The mean baseline CD4 count was 450 cells/ml, and all but 2 patients were male. At week 24, 3 (6%) switch pts (vs 6 [19%] PI pts) had HIV RNA >50 copies/ml (p=0.14), despite adverse event-induced cessation of adefovir (ADV) (n=12), HU (n=8), ABV (n=3) and NVP (n=2) for mainly PRTD (ADV, n=8), nausea (HU, n=4) and hypersensitivity (ABV/NVP, n=3). CD4 counts fell a mean 70 cells/ml (p=0.002) in the switch group but there was no new AIDS condition in either group. One PI patient suffered a myocardial infarction. Central fat declined more in the switch group (1.1 vs 0.2 kg; p=0.049) as did total muscle mass. Switch patients, however, rated overall (p=0.008), central (p=0.001) and peripheral LD (p=0.07) as less severe at wk 24 than PI pts. Triglyceride, and total and LDL cholesterol, fell significantly (all p=0.001) in the switch group but C-peptide, insulin, insulin resistance (HOMA) and HDL cholesterol did not change.

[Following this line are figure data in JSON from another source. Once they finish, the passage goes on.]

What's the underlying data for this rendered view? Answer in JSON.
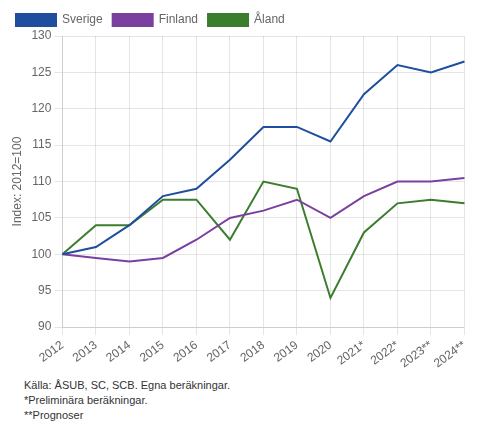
{
  "chart_data": {
    "type": "line",
    "categories": [
      "2012",
      "2013",
      "2014",
      "2015",
      "2016",
      "2017",
      "2018",
      "2019",
      "2020",
      "2021*",
      "2022*",
      "2023**",
      "2024**"
    ],
    "series": [
      {
        "name": "Sverige",
        "color": "#1f4e9e",
        "values": [
          100,
          101,
          104,
          108,
          109,
          113,
          117.5,
          117.5,
          115.5,
          122,
          126,
          125,
          126.5
        ]
      },
      {
        "name": "Finland",
        "color": "#7b3fa0",
        "values": [
          100,
          99.5,
          99,
          99.5,
          102,
          105,
          106,
          107.5,
          105,
          108,
          110,
          110,
          110.5
        ]
      },
      {
        "name": "Åland",
        "color": "#3a7d2c",
        "values": [
          100,
          104,
          104,
          107.5,
          107.5,
          102,
          110,
          109,
          94,
          103,
          107,
          107.5,
          107
        ]
      }
    ],
    "y_label": "Index: 2012=100",
    "ylim": [
      90,
      130
    ],
    "yticks": [
      90,
      95,
      100,
      105,
      110,
      115,
      120,
      125,
      130
    ],
    "grid": true,
    "legend": "upper left",
    "annotations": [
      "Källa: ÅSUB, SC, SCB. Egna beräkningar.",
      "*Preliminära beräkningar.",
      "**Prognoser"
    ]
  }
}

The authors concluded PI(s) cessation and substitution with ABV/NVP/ADV/HU in heavily ARV-pretreated LDS patients maintained HIV RNA suppression, despite numerous switch drug adverse event-induced cessations. Switching led to reduced central fat and improvement of some lipid parameters, but decline in peripheral fat and overall muscle mass.